Avant de rentrer chez moi je passe en vitesse à la pharmacie. Tiens, Isabelle (ma préférée) n’est pas là. Non.
Ce matin elle a dû embrasser son mari, lui souhaiter une bonne journée et lui dire « à ce soir ». Et puis elle a emmené son petit garçon chez ses grands-parents, ou l’a confié à une nounou. En milieu de matinée des policiers sont venus sur son lieu de travail. Ils lui ont dit qu’elle allait devoir être courageuse. Elle n’a pas bien réussi. Il faut dire qu’on lui a annoncé qu’elle n’avait plus de mari.
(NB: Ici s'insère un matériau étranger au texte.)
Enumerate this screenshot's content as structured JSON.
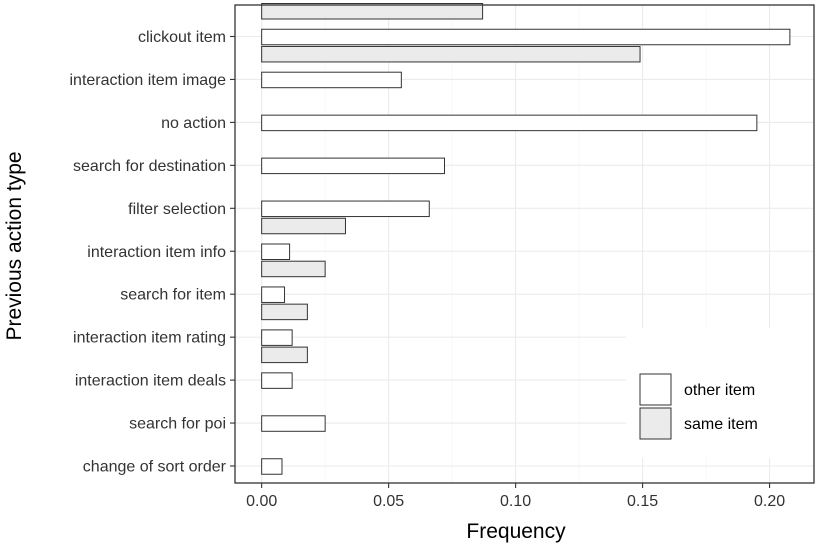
{
  "chart_data": {
    "type": "bar",
    "orientation": "horizontal",
    "title": "",
    "xlabel": "Frequency",
    "ylabel": "Previous action type",
    "categories": [
      "clickout item",
      "interaction item image",
      "no action",
      "search for destination",
      "filter selection",
      "interaction item info",
      "search for item",
      "interaction item rating",
      "interaction item deals",
      "search for poi",
      "change of sort order"
    ],
    "series": [
      {
        "name": "same item",
        "color": "#ebebeb",
        "values": [
          0.087,
          0.149,
          null,
          null,
          null,
          0.033,
          0.025,
          0.018,
          0.018,
          null,
          null
        ]
      },
      {
        "name": "other item",
        "color": "#ffffff",
        "values": [
          0.208,
          0.055,
          0.195,
          0.072,
          0.066,
          0.011,
          0.009,
          0.012,
          0.012,
          0.025,
          0.008
        ]
      }
    ],
    "xlim": [
      -0.0105,
      0.2175
    ],
    "xticks": [
      "0.00",
      "0.05",
      "0.10",
      "0.15",
      "0.20"
    ],
    "grid": true,
    "legend": {
      "position": "bottom-right",
      "entries": [
        {
          "label": "other item",
          "color": "#ffffff"
        },
        {
          "label": "same item",
          "color": "#ebebeb"
        }
      ]
    }
  }
}
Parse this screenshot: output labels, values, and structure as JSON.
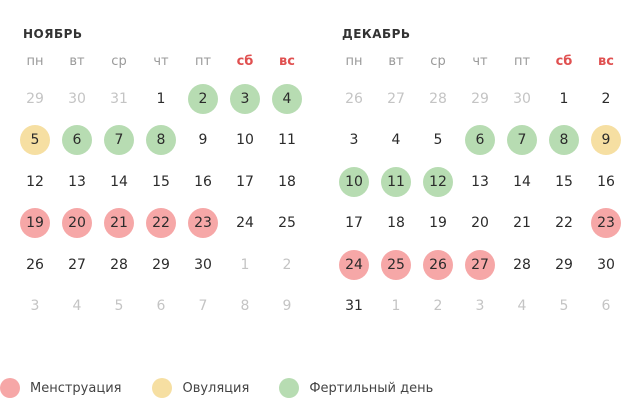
{
  "colors": {
    "menstruation": "#f6a7a7",
    "ovulation": "#f6dfa2",
    "fertile": "#b7dcb2",
    "weekend": "#e05050",
    "muted": "#c4c4c4"
  },
  "weekdays": [
    "пн",
    "вт",
    "ср",
    "чт",
    "пт",
    "сб",
    "вс"
  ],
  "months": [
    {
      "title": "НОЯБРЬ",
      "weeks": [
        [
          {
            "d": "29",
            "t": "other"
          },
          {
            "d": "30",
            "t": "other"
          },
          {
            "d": "31",
            "t": "other"
          },
          {
            "d": "1",
            "t": ""
          },
          {
            "d": "2",
            "t": "fertile"
          },
          {
            "d": "3",
            "t": "fertile"
          },
          {
            "d": "4",
            "t": "fertile"
          }
        ],
        [
          {
            "d": "5",
            "t": "ovulation"
          },
          {
            "d": "6",
            "t": "fertile"
          },
          {
            "d": "7",
            "t": "fertile"
          },
          {
            "d": "8",
            "t": "fertile"
          },
          {
            "d": "9",
            "t": ""
          },
          {
            "d": "10",
            "t": ""
          },
          {
            "d": "11",
            "t": ""
          }
        ],
        [
          {
            "d": "12",
            "t": ""
          },
          {
            "d": "13",
            "t": ""
          },
          {
            "d": "14",
            "t": ""
          },
          {
            "d": "15",
            "t": ""
          },
          {
            "d": "16",
            "t": ""
          },
          {
            "d": "17",
            "t": ""
          },
          {
            "d": "18",
            "t": ""
          }
        ],
        [
          {
            "d": "19",
            "t": "menstruation"
          },
          {
            "d": "20",
            "t": "menstruation"
          },
          {
            "d": "21",
            "t": "menstruation"
          },
          {
            "d": "22",
            "t": "menstruation"
          },
          {
            "d": "23",
            "t": "menstruation"
          },
          {
            "d": "24",
            "t": ""
          },
          {
            "d": "25",
            "t": ""
          }
        ],
        [
          {
            "d": "26",
            "t": ""
          },
          {
            "d": "27",
            "t": ""
          },
          {
            "d": "28",
            "t": ""
          },
          {
            "d": "29",
            "t": ""
          },
          {
            "d": "30",
            "t": ""
          },
          {
            "d": "1",
            "t": "other"
          },
          {
            "d": "2",
            "t": "other"
          }
        ],
        [
          {
            "d": "3",
            "t": "other"
          },
          {
            "d": "4",
            "t": "other"
          },
          {
            "d": "5",
            "t": "other"
          },
          {
            "d": "6",
            "t": "other"
          },
          {
            "d": "7",
            "t": "other"
          },
          {
            "d": "8",
            "t": "other"
          },
          {
            "d": "9",
            "t": "other"
          }
        ]
      ]
    },
    {
      "title": "ДЕКАБРЬ",
      "weeks": [
        [
          {
            "d": "26",
            "t": "other"
          },
          {
            "d": "27",
            "t": "other"
          },
          {
            "d": "28",
            "t": "other"
          },
          {
            "d": "29",
            "t": "other"
          },
          {
            "d": "30",
            "t": "other"
          },
          {
            "d": "1",
            "t": ""
          },
          {
            "d": "2",
            "t": ""
          }
        ],
        [
          {
            "d": "3",
            "t": ""
          },
          {
            "d": "4",
            "t": ""
          },
          {
            "d": "5",
            "t": ""
          },
          {
            "d": "6",
            "t": "fertile"
          },
          {
            "d": "7",
            "t": "fertile"
          },
          {
            "d": "8",
            "t": "fertile"
          },
          {
            "d": "9",
            "t": "ovulation"
          }
        ],
        [
          {
            "d": "10",
            "t": "fertile"
          },
          {
            "d": "11",
            "t": "fertile"
          },
          {
            "d": "12",
            "t": "fertile"
          },
          {
            "d": "13",
            "t": ""
          },
          {
            "d": "14",
            "t": ""
          },
          {
            "d": "15",
            "t": ""
          },
          {
            "d": "16",
            "t": ""
          }
        ],
        [
          {
            "d": "17",
            "t": ""
          },
          {
            "d": "18",
            "t": ""
          },
          {
            "d": "19",
            "t": ""
          },
          {
            "d": "20",
            "t": ""
          },
          {
            "d": "21",
            "t": ""
          },
          {
            "d": "22",
            "t": ""
          },
          {
            "d": "23",
            "t": "menstruation"
          }
        ],
        [
          {
            "d": "24",
            "t": "menstruation"
          },
          {
            "d": "25",
            "t": "menstruation"
          },
          {
            "d": "26",
            "t": "menstruation"
          },
          {
            "d": "27",
            "t": "menstruation"
          },
          {
            "d": "28",
            "t": ""
          },
          {
            "d": "29",
            "t": ""
          },
          {
            "d": "30",
            "t": ""
          }
        ],
        [
          {
            "d": "31",
            "t": ""
          },
          {
            "d": "1",
            "t": "other"
          },
          {
            "d": "2",
            "t": "other"
          },
          {
            "d": "3",
            "t": "other"
          },
          {
            "d": "4",
            "t": "other"
          },
          {
            "d": "5",
            "t": "other"
          },
          {
            "d": "6",
            "t": "other"
          }
        ]
      ]
    }
  ],
  "legend": [
    {
      "label": "Менструация",
      "key": "menstruation"
    },
    {
      "label": "Овуляция",
      "key": "ovulation"
    },
    {
      "label": "Фертильный день",
      "key": "fertile"
    }
  ]
}
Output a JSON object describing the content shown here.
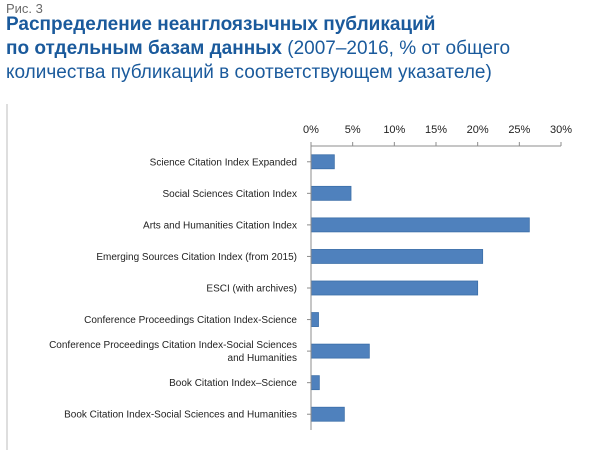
{
  "figure_label": "Рис. 3",
  "title": {
    "bold_line1": "Распределение неанглоязычных публикаций",
    "bold_line2": "по отдельным базам данных",
    "normal_line2": " (2007–2016, % от общего",
    "normal_line3": "количества публикаций в соответствующем  указателе)"
  },
  "colors": {
    "title": "#1a5a9c",
    "bar_fill": "#4f81bd",
    "bar_stroke": "#3b6ea8"
  },
  "chart_data": {
    "type": "bar",
    "orientation": "horizontal",
    "categories": [
      [
        "Science Citation Index Expanded"
      ],
      [
        "Social Sciences Citation Index"
      ],
      [
        "Arts and Humanities Citation Index"
      ],
      [
        "Emerging Sources Citation Index (from 2015)"
      ],
      [
        "ESCI (with archives)"
      ],
      [
        "Conference Proceedings Citation Index-Science"
      ],
      [
        "Conference Proceedings Citation Index-Social Sciences",
        "and Humanities"
      ],
      [
        "Book Citation Index–Science"
      ],
      [
        "Book Citation Index-Social Sciences and Humanities"
      ]
    ],
    "values": [
      2.8,
      4.8,
      26.2,
      20.6,
      20.0,
      0.9,
      7.0,
      1.0,
      4.0
    ],
    "xlim": [
      0,
      30
    ],
    "xticks": [
      "0%",
      "5%",
      "10%",
      "15%",
      "20%",
      "25%",
      "30%"
    ],
    "x_axis_position": "top",
    "grid": false,
    "legend": "none"
  }
}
Que leur petit garçon n’avait plus de papa.
Je la connais peu finalement, Isabelle, mais elle est douce, bienveillante, gentille, toujours prête à dépanner si on a oublié une ordonnance.
Elle doit avoir tellement mal que je ne peux même pas l’imaginer.
Tout ce que je peux faire c’est penser à elle et à Théo, avec une boule dans la gorge.
Il suffit d’une putain de seconde. Putain.